The law has stirred controversy, confusion, and a deep distrust of the federal government among collectors. While reputable relic hunters, collectors, and dealers support the enforcement of laws that protect sacred land and artifacts, there have been controversial cases of its enforcement.
One can point to the 2009 federal raid that occurred in Utah as an example. More than 150 armed agents raided the homes of 16 residents that were accused of looting, collecting, and selling Native American artifacts. Such a show of force alarmed locals; who in their own right, were also long time collectors of Native American artifacts—many of which had collected artifacts for generations.

Recovered by federal agents in the Utah raid, this vessel dates from A.D. 700 to 1400. Image courtesy of Smithsonian.
ARPA also spawned a rash of state and local laws that govern the excavation, removal, and trade of artifacts—many of which are conflictive, leaving relic hunters and metal detecting enthusiasts confused and vulnerable to criminal prosecution.
Import British Archaeological Programs?
This begs the question; could the United States implement a program similar to the one-two punch of U.K.’s Treasure Act and the Portable Antiquities Scheme? It’s an interesting question. My gut instinct is that such laws and programs, as currently composed, would be difficult to enact in America.

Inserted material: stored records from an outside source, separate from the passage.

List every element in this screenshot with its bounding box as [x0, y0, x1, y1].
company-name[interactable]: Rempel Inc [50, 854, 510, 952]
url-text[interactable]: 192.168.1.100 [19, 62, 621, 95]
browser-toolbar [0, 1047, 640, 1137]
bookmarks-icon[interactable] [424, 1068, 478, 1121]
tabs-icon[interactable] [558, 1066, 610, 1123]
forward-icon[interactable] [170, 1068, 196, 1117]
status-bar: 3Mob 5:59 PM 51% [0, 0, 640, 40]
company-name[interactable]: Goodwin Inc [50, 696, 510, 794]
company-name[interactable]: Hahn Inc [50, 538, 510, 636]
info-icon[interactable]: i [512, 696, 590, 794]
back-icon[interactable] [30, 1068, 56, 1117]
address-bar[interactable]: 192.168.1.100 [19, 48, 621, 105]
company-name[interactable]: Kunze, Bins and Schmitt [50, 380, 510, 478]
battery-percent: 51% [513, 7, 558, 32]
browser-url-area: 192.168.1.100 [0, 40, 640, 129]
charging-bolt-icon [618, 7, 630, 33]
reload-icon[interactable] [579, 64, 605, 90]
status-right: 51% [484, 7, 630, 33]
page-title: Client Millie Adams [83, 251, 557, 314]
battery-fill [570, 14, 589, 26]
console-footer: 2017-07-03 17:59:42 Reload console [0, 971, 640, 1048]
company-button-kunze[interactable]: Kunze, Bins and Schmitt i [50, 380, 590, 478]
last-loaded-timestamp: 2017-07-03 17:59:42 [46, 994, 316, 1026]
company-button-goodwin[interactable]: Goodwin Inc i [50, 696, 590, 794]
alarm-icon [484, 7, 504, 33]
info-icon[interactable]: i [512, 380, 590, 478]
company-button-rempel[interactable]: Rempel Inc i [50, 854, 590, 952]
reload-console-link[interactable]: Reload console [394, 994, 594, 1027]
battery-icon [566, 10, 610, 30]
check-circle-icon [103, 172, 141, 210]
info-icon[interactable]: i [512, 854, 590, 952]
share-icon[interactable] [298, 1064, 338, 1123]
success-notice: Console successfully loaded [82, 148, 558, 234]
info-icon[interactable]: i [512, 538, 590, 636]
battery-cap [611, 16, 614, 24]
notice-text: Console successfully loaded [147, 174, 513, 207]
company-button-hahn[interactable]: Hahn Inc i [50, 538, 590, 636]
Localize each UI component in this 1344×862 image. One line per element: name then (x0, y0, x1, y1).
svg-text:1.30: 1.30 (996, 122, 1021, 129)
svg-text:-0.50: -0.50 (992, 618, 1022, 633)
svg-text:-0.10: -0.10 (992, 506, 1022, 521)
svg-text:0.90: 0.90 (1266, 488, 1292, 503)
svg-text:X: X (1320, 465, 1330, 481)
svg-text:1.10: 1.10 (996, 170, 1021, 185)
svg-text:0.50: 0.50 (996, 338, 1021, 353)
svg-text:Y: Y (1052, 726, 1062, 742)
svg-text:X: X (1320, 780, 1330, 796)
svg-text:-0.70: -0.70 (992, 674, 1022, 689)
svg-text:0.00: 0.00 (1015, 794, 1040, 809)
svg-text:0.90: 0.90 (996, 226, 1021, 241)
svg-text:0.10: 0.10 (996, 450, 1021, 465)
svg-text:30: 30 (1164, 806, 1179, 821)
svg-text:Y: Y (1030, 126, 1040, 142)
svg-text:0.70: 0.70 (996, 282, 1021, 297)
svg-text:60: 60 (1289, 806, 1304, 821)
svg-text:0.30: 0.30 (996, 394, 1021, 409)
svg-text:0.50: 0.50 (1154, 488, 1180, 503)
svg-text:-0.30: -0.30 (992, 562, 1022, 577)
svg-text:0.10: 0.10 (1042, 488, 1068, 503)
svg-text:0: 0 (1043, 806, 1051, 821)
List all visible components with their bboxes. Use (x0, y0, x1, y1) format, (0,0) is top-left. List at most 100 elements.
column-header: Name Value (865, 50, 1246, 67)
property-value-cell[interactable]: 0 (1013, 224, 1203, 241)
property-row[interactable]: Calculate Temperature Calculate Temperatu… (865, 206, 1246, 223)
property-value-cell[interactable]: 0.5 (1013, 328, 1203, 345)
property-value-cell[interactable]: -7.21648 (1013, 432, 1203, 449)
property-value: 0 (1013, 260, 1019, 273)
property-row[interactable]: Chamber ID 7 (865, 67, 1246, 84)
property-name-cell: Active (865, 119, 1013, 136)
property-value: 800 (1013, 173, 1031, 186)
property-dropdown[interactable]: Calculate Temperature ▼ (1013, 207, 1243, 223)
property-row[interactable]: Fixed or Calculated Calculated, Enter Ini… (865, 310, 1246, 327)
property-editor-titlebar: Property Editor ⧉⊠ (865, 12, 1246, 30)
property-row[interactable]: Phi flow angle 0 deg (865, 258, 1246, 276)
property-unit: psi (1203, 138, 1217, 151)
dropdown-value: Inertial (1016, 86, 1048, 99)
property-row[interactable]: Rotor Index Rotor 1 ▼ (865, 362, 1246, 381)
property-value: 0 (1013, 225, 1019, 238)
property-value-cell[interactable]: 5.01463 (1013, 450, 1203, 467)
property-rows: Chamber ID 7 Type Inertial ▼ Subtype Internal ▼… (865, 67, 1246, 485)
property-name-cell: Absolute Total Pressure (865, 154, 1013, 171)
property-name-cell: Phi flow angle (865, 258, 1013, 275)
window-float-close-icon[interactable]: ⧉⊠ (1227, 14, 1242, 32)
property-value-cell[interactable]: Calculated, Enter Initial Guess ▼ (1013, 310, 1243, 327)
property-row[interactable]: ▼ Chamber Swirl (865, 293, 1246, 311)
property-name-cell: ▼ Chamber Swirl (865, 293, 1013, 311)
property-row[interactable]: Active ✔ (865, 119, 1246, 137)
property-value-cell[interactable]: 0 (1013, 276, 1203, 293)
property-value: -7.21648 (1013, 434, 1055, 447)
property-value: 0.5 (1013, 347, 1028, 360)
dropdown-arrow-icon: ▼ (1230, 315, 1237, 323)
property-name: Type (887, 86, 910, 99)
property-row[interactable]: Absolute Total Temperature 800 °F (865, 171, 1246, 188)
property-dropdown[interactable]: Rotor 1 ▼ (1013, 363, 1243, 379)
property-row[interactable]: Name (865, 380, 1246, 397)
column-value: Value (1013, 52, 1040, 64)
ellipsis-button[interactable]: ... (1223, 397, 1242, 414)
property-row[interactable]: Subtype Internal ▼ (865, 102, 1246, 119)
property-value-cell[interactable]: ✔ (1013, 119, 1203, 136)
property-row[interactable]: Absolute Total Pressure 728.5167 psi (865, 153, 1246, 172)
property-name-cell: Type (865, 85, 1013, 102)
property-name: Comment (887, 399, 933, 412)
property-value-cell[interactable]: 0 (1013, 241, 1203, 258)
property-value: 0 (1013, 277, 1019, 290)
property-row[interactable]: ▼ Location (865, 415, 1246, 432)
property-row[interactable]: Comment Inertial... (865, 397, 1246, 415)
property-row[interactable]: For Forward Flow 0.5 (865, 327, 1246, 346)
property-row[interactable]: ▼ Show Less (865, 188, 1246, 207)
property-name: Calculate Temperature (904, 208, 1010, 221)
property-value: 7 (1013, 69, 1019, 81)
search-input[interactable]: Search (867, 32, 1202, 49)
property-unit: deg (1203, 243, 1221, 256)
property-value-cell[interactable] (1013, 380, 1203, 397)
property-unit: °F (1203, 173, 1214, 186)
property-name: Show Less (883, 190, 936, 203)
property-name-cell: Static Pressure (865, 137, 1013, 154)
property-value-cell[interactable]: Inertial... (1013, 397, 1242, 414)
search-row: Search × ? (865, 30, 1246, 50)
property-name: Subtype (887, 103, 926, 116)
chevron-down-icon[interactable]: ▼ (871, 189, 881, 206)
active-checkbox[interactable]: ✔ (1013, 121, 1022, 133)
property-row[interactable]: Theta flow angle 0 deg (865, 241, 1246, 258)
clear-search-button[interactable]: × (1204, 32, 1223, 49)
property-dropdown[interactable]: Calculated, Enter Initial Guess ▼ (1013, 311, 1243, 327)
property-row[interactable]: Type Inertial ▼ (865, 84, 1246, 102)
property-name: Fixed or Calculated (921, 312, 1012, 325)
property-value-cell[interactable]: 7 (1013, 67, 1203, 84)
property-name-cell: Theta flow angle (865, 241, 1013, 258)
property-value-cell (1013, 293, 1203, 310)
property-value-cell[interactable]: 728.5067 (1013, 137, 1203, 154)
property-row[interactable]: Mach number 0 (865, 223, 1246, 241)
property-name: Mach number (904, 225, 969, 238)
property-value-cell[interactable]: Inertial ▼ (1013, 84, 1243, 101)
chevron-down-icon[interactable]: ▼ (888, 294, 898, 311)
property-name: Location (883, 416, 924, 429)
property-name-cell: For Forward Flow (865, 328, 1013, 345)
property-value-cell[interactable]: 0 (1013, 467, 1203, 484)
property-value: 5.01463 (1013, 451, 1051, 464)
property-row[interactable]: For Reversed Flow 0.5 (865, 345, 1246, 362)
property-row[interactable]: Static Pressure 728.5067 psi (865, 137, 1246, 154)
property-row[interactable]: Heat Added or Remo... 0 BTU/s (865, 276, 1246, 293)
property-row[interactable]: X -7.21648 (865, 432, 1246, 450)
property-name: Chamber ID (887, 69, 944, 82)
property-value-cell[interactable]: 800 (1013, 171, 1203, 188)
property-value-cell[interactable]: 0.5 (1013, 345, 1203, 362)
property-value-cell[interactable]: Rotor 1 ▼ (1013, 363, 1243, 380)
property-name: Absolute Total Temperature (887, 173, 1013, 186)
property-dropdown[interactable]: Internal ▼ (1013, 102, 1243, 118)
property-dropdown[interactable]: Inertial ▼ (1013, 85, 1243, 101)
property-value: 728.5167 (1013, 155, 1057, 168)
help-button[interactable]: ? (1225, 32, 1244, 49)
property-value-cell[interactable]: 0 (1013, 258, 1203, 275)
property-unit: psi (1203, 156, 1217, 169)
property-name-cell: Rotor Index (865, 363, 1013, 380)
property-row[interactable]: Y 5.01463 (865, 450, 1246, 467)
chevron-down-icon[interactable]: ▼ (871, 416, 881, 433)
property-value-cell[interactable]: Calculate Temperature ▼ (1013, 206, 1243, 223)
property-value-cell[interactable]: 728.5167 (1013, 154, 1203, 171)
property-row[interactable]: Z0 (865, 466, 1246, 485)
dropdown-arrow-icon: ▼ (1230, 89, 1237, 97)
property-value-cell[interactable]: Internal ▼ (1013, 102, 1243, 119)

First, Anglo-Saxon gold hoards aren’t being recovered in Nebraska farm fields. The vast majority of artifacts recovered by hobbyists are lead musket balls, buttons, arrowheads, pottery, and glass. Most of which would not carry the kind of monetary reward that would incentivize one to share their finds with the government.
As for an American equivalent to the Portable Antiquities Scheme, that too would be a hard sell. American’s are naturally skeptical of government oversight and very individualistic—think “finders keepers” and “no trespassing.” Those cultural norms don’t bode well for the sharing and/or forfeiture of property for the betterment of American archaeology.
Starting Point
The reward system established in the U.K. Treasure Act of 1996 and the archaeological partnership program of the Portable Antiquities Scheme should serve as inspiration for American archaeology and its laws. While they aren’t an exact fit America, the foundational principles that inspired their creation should be studied and adapted to address the needs of American archaeology. Besides, America has a history of stealing great ideas from Britain, why should this be any different?